Saturday I cut some scrap siding into little triangles, and used some aluminum bar stock to make much needed book-ends.


I painted the bookends with leftover bus paint as little mountains. Now my small bus book collection is a miniature mountain range. 


I took a piece of Maple I had purchased a few weeks ago, and made a coat rack with a bunch of cheap cast-off (i.e. they still do their job but they aren't as pretty) Shaker pegs. The pegboard was installed in the mudroom; also known as "the staircase" or "the area immediately to the right of the driver's seat," if you want to get technical.


Break for lunch; rice and peas on the wood-stove, with some re-heated percolated coffee. Mmm.


Then on Day 10110, I took on the metal panel for the chimney's window. This piece will serve several purposes; it will be a structural support to the chimney hanging out the window, keep the rain and snow from getting in, and keep the warm air from getting out. I also wanted to make it in such a way that removing it wouldn't be a nightmare (so nothing too permanent.) My starting piece was a steel shelf, acquired surplus from a certain government building's scrap metal bin. The shelf had 3/4" tabs that I wanted to retain, as I could inset the piece into the window's recess in the bus's sheet-metal. 



After some measuring, guesstimating and eyeballing, I drew out what I needed on the piece, then cut it to shape with the angle grinder. See the new 3/4" tab?
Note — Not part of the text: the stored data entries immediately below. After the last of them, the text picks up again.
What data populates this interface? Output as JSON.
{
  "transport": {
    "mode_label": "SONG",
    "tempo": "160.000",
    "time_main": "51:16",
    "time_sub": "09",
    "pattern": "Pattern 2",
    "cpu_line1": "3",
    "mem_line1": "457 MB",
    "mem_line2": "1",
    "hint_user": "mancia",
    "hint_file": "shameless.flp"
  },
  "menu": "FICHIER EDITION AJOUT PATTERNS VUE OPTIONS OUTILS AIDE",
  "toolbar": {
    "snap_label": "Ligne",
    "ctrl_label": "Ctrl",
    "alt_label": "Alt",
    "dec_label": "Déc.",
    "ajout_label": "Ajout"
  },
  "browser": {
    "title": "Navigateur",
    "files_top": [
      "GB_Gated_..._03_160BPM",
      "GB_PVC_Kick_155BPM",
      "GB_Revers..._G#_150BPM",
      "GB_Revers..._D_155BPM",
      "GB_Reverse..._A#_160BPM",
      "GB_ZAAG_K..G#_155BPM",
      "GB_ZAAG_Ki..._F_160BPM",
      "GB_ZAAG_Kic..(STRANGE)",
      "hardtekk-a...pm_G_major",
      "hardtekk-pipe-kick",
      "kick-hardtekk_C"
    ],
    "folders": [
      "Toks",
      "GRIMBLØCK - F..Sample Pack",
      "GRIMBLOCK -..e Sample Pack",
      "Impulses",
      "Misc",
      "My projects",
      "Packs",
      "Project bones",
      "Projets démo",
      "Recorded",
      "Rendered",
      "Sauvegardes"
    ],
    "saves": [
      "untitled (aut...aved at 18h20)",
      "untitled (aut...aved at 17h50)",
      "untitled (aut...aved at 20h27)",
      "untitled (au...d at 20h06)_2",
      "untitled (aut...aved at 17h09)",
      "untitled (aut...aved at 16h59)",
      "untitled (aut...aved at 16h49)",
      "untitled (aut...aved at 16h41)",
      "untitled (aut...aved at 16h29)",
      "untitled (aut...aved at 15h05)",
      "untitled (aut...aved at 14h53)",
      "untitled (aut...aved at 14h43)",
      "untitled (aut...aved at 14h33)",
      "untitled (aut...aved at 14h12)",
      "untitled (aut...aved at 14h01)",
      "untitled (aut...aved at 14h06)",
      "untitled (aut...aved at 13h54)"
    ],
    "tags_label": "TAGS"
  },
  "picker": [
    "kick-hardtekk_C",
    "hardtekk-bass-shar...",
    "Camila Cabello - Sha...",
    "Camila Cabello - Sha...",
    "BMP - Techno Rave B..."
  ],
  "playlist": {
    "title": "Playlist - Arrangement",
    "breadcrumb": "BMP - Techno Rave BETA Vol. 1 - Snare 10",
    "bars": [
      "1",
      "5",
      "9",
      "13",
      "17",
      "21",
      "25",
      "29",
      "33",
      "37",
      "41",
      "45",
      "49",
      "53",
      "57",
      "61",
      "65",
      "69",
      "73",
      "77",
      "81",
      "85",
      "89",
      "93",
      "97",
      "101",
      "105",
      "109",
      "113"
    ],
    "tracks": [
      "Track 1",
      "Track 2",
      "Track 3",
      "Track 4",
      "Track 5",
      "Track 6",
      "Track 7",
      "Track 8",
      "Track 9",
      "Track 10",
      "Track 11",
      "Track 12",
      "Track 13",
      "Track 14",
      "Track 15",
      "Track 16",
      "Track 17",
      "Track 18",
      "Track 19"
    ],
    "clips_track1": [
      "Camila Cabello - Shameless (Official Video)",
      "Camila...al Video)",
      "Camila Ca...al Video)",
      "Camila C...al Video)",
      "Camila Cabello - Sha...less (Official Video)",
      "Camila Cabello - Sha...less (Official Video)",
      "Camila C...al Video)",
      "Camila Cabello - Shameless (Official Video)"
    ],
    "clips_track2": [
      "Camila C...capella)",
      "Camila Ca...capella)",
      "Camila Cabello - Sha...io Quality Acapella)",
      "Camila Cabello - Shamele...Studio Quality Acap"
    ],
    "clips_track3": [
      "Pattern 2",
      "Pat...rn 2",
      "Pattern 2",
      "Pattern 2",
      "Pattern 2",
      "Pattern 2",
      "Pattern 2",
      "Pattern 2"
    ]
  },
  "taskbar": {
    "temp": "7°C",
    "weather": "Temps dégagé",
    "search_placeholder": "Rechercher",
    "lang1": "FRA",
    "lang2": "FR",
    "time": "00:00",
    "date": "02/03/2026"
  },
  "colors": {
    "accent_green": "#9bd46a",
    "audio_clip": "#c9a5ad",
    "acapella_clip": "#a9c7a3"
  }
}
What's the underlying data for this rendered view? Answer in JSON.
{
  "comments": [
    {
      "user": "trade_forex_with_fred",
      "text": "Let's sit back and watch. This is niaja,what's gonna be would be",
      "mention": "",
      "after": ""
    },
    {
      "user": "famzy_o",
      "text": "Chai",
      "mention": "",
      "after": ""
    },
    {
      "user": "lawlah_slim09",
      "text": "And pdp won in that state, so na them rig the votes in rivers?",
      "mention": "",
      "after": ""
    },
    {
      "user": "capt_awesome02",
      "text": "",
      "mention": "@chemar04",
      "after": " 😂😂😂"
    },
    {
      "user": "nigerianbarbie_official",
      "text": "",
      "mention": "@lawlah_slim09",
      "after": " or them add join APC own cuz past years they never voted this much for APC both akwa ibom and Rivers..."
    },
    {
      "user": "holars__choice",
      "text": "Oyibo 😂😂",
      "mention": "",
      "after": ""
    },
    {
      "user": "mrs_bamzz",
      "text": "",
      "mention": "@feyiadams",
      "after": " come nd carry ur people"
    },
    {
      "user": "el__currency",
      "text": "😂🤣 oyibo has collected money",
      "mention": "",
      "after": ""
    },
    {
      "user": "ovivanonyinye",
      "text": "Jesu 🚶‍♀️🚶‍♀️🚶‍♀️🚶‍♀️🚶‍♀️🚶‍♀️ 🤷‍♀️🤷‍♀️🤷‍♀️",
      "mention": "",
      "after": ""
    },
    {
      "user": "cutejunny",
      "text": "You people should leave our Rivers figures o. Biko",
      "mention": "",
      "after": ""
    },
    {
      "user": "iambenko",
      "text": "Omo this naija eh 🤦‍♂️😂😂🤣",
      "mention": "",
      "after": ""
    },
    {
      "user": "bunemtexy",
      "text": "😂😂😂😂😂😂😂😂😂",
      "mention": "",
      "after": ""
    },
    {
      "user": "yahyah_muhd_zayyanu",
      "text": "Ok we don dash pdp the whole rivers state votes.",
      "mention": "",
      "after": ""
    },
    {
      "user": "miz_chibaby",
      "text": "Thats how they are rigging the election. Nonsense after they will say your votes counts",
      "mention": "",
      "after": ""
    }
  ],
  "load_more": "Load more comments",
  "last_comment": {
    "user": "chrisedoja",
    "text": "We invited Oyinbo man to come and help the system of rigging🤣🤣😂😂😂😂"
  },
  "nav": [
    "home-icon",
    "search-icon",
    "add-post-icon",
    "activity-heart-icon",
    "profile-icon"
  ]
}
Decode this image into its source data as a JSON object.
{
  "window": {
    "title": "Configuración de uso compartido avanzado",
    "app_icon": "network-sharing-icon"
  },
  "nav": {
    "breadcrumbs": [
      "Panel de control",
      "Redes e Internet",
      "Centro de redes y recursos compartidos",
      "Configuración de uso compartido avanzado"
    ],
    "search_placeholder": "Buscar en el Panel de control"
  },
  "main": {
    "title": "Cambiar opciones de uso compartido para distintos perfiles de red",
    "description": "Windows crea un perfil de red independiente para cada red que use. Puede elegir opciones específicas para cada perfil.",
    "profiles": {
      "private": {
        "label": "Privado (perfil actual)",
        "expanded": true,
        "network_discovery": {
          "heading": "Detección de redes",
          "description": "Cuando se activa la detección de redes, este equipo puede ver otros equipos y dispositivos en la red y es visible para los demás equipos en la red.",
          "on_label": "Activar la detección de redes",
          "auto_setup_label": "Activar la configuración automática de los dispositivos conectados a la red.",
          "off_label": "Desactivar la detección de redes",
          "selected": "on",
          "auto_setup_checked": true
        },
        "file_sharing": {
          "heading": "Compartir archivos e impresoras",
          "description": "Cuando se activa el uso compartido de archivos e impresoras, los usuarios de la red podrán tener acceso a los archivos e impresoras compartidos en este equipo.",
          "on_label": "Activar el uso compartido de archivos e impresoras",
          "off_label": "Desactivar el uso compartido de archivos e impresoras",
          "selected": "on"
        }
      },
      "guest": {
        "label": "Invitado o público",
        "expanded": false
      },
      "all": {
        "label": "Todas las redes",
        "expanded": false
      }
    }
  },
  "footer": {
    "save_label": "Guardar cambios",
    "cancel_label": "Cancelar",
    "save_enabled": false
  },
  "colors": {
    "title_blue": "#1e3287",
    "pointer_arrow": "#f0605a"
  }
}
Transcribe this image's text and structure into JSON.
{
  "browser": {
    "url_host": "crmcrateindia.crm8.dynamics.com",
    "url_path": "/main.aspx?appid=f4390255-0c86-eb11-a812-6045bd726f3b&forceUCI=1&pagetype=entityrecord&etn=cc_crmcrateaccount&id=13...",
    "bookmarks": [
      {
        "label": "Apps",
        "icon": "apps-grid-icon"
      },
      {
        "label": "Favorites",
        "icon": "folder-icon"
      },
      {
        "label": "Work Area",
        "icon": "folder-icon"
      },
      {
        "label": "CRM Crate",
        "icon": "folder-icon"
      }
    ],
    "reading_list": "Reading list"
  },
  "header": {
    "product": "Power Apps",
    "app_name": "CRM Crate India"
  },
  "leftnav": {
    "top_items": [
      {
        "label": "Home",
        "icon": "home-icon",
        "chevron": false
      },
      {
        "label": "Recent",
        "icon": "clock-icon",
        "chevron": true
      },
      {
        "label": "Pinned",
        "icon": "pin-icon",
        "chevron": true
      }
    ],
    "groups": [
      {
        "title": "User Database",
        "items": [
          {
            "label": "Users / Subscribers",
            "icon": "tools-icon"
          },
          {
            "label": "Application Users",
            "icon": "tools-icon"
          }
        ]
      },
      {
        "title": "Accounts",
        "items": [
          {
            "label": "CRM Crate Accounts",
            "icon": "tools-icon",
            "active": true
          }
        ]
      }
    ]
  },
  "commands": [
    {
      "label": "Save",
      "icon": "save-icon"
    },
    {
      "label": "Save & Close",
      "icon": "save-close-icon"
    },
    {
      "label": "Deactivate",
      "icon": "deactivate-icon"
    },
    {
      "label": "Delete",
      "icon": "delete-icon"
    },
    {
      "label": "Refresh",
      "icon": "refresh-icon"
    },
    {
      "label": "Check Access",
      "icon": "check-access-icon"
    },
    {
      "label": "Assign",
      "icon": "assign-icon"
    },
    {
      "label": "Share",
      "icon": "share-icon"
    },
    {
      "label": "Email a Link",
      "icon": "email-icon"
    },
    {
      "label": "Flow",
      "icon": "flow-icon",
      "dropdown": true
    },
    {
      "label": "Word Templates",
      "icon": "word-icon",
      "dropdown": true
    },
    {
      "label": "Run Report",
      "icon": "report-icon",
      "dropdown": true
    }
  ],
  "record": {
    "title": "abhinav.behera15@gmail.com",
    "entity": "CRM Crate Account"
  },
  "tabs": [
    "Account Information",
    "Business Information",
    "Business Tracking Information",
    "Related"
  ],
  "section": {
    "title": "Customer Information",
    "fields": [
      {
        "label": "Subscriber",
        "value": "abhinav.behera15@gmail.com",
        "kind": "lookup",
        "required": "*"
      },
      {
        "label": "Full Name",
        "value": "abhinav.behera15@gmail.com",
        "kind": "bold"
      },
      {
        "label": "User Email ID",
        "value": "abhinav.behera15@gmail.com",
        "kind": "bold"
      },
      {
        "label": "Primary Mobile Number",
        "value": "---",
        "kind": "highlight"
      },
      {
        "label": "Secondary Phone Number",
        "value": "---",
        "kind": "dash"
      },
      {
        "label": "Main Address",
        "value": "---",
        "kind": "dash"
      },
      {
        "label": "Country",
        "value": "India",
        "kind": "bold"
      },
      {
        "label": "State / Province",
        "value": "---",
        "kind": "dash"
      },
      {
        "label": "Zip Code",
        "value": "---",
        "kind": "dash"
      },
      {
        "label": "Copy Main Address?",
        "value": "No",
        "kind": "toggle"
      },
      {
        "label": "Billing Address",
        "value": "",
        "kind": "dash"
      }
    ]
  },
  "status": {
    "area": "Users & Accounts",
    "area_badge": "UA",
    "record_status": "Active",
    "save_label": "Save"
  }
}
Next I bent my new 3/4" tab up. At work we have a large tool to do this quickly. At home I have vise-grips and patience.



My piece cut to shape, I measured the top, bottom, left and right limits of where the stovepipe wanted to sit, coming out the window. The pipe has a five inch diameter, but climbs out the window at an angle, so the up-down measurement was closer to six inches. I used the four inch hole saw to cut out the center, then finagled the tin snips into the hole to cut twelve tabs all the way around.



In a technique that I unabashedly stole from the Splitting Elm blog, I bent the tabs in and out, mounted the panel into the window-frame, then screwed the pipe into the hole. I like how they did this. I got lucky, here; it fit without much adjustment.


Finally, to literally top it all off, I found a sharp looking cap on eBay, made in Maine, USA. It arrived yesterday, and I installed it after work today. Four feet of stovepipe past the exterior elbow gives me enough draft that I'm not filling the cabin with smoke when I start a fire, AND no longer setting off my smoke detector, which seems to be a slightly louder version of the INCOMING alarm at Jalalabad.


I'm really happy with how this came out. What used to be an oddly painted bus with furniture is now clearly a small home.